Age is just a number – similar (though not identical) to gender, build, race, or hair-colour in its importance towards judging another person. I don’t want to be wary – or embarrassed – by saying I’m 22, any more than I would be saying I’m a woman, a Libra, a natural brunette or a zealous cheese aficionado. I’m 22. I’ve visited over 20 countries, given up my happiness for that of strangers, and committed acts that I’ve loathed others for. I’ve been kicked in the head and I’ve danced for money. I’ve felt love so potently searing it’s driven tears from my eyes and howls from my throat. I’ve played the sax, played chess, played with people’s future happiness. I’ve swum with sharks and sprinted from spiders. I’ve been through physical and mental pain great enough to make me long for death. I’ve stolen, lied and cheated with a huge grin on my face. I’ve eaten at the Ritz, written a book, had sex in the rain and died my hair purple. I’ve a to-do list as tall as my tales. I am 22 – and in three months’ time, when I’m back from a summer of what promises to be incredible Experience, I’ll look at myself now and pity the poor child that I was.

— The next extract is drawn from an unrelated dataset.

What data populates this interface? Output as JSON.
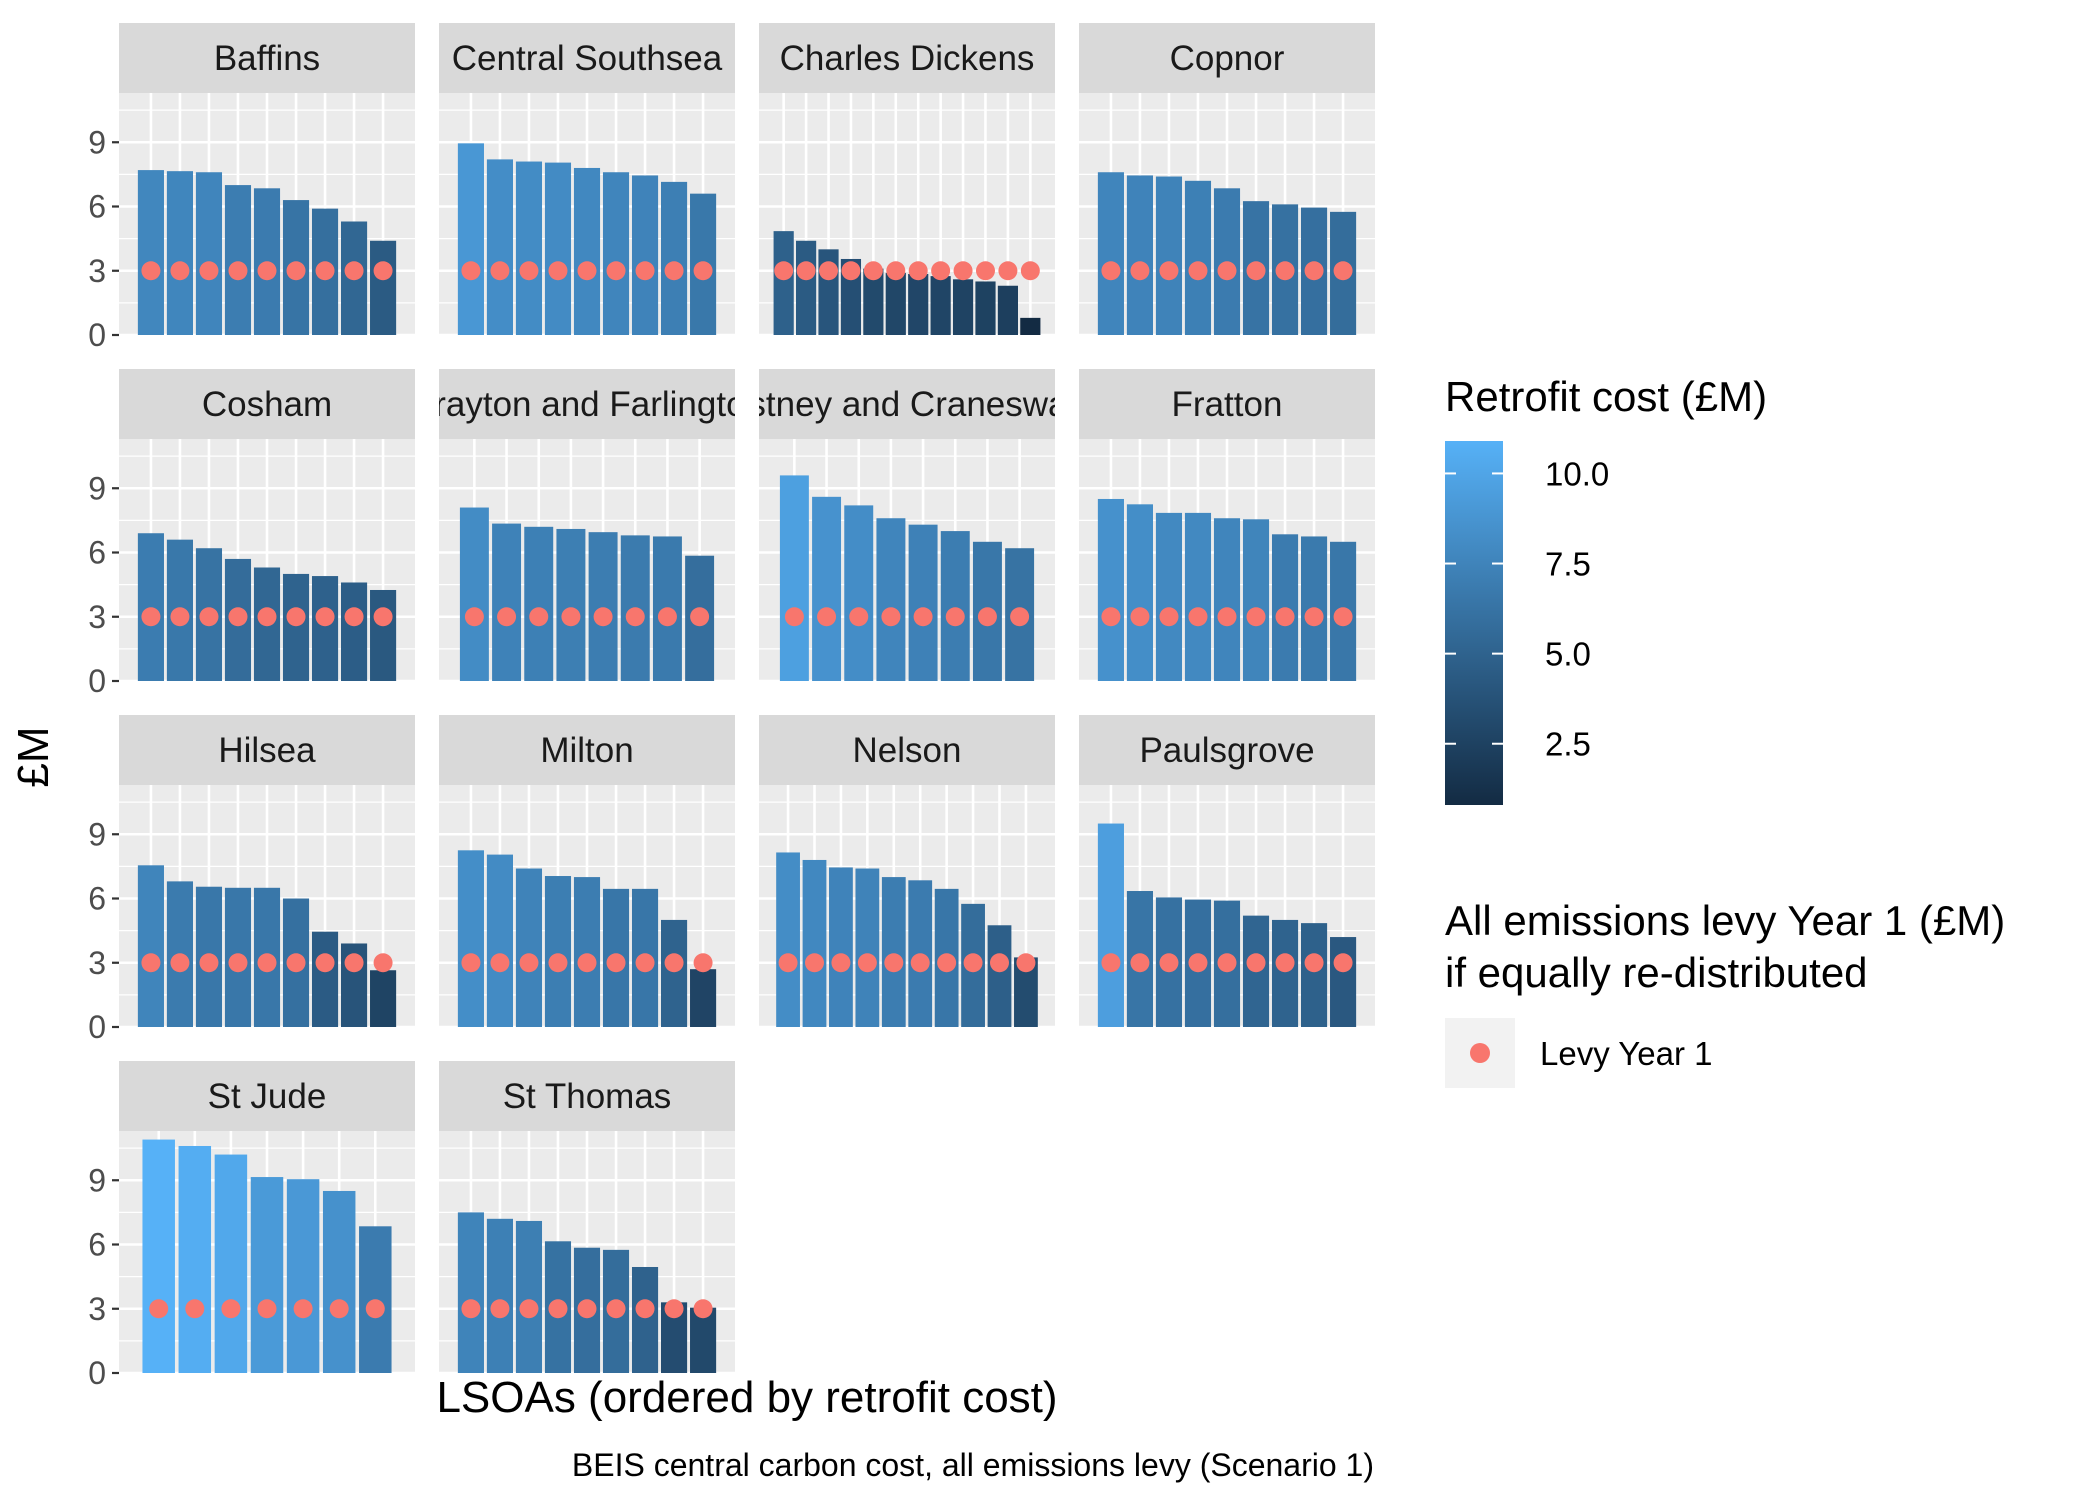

So this rambling’s gone on quite long enough. I guess what I’m trying to say is: let experience be the decider, not age. I’ll try to do the same.
- The Current Cad
NB Though I'm tired and I really don't have the energy to re-read this before posting, I'm aware that I might be coming across as a self-absorbed jerk. Apologies if that's the case, lots of first person will do that to you. I've purposefully not made reference to the hundreds of thousands of people all over the world that go through massive, life-changing, embittering trials each day - I know they're there. As and when I meet them I'll sympathise with, be enthralled and astonished by their experiences. But I've only got my own - and a choice few - to go on right now, see?
You are an exellent writer, i really enjoyed it, sometimes it's funny, sometimes it very serious, and it's always a good read. thank you.